Besides the in-house clinical psychological services Natal offers, their Social Therapeutic Club serves as a safe place for their clients. Members of the group are offered therapeutic courses such as ceramics, stained glass, cooking music, and outdoor activities. For group members it serves as a supportive environment allowing interaction between individuals who went through similar experiences. The day that I visited, the group was working on decorating pottery. As Ifat introduced my family and I, one woman emerged from the group to tell us her tragic story of her daughter’s murder. She was having a bad day and needed to be calmed down.
NATAL’s latest project is a mobile unit, composed of eight mental health professionals, which provides treatment to families and individuals in the comfort of their own home. Within this framework, more than 180 families have been treated this year, which is approximately 1000 people, most of whom are children and adolescents. The unique model of the Mobile Unit was developed by NATAL to treat populations under fire within conflict zones. We watched a movie that monitored a family in Sderot and showed the treatment method of the mobile unit in action.

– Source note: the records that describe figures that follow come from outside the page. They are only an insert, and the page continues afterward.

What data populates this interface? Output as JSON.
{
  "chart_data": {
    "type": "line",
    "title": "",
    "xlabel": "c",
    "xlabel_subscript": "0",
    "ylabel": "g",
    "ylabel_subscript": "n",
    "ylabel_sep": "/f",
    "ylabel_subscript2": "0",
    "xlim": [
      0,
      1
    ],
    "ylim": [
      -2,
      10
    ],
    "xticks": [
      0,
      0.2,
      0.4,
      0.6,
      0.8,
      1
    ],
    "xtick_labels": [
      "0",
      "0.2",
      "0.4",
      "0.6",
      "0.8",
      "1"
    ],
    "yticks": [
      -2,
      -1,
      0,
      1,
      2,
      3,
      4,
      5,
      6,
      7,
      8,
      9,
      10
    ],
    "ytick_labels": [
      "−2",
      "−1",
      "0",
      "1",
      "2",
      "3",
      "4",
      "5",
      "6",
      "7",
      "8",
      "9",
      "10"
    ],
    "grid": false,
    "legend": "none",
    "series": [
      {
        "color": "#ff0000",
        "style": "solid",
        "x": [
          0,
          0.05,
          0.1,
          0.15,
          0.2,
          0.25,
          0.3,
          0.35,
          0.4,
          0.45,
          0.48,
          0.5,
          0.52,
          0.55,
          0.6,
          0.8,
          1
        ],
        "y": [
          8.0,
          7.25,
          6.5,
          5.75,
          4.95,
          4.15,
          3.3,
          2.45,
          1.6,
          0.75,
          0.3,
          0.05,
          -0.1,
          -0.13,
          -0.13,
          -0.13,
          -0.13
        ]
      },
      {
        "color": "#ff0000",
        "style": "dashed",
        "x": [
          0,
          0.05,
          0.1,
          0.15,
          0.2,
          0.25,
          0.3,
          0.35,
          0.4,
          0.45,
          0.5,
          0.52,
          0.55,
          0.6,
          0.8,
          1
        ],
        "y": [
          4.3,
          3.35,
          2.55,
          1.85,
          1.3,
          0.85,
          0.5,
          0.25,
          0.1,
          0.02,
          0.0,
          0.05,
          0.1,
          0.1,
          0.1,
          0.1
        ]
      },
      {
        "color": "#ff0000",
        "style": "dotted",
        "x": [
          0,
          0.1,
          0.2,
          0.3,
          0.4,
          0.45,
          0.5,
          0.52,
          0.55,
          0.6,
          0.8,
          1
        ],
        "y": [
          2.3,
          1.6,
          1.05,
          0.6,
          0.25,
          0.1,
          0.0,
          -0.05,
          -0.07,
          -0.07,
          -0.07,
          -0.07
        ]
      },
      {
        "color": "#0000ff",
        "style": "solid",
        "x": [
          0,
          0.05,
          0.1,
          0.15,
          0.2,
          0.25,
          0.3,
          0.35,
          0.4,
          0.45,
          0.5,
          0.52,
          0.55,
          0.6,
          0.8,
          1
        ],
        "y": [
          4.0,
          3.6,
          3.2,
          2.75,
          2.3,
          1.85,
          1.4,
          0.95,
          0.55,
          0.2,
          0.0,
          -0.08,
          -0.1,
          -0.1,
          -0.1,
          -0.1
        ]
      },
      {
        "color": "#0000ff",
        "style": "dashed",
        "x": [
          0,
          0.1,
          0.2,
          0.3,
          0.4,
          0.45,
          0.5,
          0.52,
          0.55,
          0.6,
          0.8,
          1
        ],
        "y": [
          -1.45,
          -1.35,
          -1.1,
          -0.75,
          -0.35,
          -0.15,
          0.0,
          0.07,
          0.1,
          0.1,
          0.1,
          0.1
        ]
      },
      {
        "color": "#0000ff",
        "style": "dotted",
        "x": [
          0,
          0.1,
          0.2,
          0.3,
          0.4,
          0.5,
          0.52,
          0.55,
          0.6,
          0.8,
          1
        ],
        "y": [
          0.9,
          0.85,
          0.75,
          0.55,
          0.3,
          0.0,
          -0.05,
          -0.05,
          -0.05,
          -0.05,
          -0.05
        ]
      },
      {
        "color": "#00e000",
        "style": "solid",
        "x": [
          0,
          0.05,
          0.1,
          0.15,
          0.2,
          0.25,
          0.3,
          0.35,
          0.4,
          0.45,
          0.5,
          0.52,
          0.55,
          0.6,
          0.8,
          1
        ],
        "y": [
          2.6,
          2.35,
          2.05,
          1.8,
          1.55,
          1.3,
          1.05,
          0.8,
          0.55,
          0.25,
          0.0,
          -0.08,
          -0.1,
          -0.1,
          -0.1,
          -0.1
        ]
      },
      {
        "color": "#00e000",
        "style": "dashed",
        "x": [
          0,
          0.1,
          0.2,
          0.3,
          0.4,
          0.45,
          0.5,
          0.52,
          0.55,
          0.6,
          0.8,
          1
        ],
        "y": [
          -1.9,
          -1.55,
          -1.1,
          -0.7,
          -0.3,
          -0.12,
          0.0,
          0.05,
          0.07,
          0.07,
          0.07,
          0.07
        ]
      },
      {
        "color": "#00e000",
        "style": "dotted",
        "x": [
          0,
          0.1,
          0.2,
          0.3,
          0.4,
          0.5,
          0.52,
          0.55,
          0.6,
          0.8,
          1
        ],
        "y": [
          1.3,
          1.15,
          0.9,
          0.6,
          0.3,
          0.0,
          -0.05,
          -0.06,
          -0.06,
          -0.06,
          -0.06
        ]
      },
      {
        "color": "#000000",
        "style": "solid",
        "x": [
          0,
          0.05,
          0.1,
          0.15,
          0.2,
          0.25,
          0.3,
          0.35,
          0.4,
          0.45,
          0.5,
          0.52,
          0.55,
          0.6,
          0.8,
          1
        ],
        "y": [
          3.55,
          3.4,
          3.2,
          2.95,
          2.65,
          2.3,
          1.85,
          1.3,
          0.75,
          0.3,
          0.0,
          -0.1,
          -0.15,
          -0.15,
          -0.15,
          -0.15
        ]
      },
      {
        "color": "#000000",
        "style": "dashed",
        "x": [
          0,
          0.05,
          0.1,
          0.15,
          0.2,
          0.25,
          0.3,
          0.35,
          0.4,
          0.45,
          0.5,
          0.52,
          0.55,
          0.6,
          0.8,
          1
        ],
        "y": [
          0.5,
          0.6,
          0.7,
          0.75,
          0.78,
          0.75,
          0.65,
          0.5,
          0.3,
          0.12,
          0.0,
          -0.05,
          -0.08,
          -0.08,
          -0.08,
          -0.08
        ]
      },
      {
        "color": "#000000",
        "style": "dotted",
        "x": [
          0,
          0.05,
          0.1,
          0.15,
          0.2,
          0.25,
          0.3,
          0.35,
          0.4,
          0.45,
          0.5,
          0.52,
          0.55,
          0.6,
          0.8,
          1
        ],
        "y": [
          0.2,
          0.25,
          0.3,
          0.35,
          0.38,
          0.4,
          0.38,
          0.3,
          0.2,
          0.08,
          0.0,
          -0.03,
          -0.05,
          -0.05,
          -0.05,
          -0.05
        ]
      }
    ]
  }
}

To date, 100,000 people in Israel have been helped by NATAL. It is estimated that 10% of Israelis suffer from PTSD, Post Traumatic Stress Disorder. Currently, 240 people are engaged in long-term therapy all over Israel, being treated by psychologists who are part of the NATAL team, meaning they have been trained by NATAL in treating trauma and offer their services at a discounted rate.
I feel privileged to be able to provide support for an organisation that plays such an important role in giving Israeli victims of war and terror the ability to cope with their losses and remain productive members of Israeli society.
Leah Adler heads an Australian organisation called Pe’ula Action for Israel which raises funds for victims of terror and war in Israel. She is also completing a Diploma in Professional Writing and Editing at the CAE.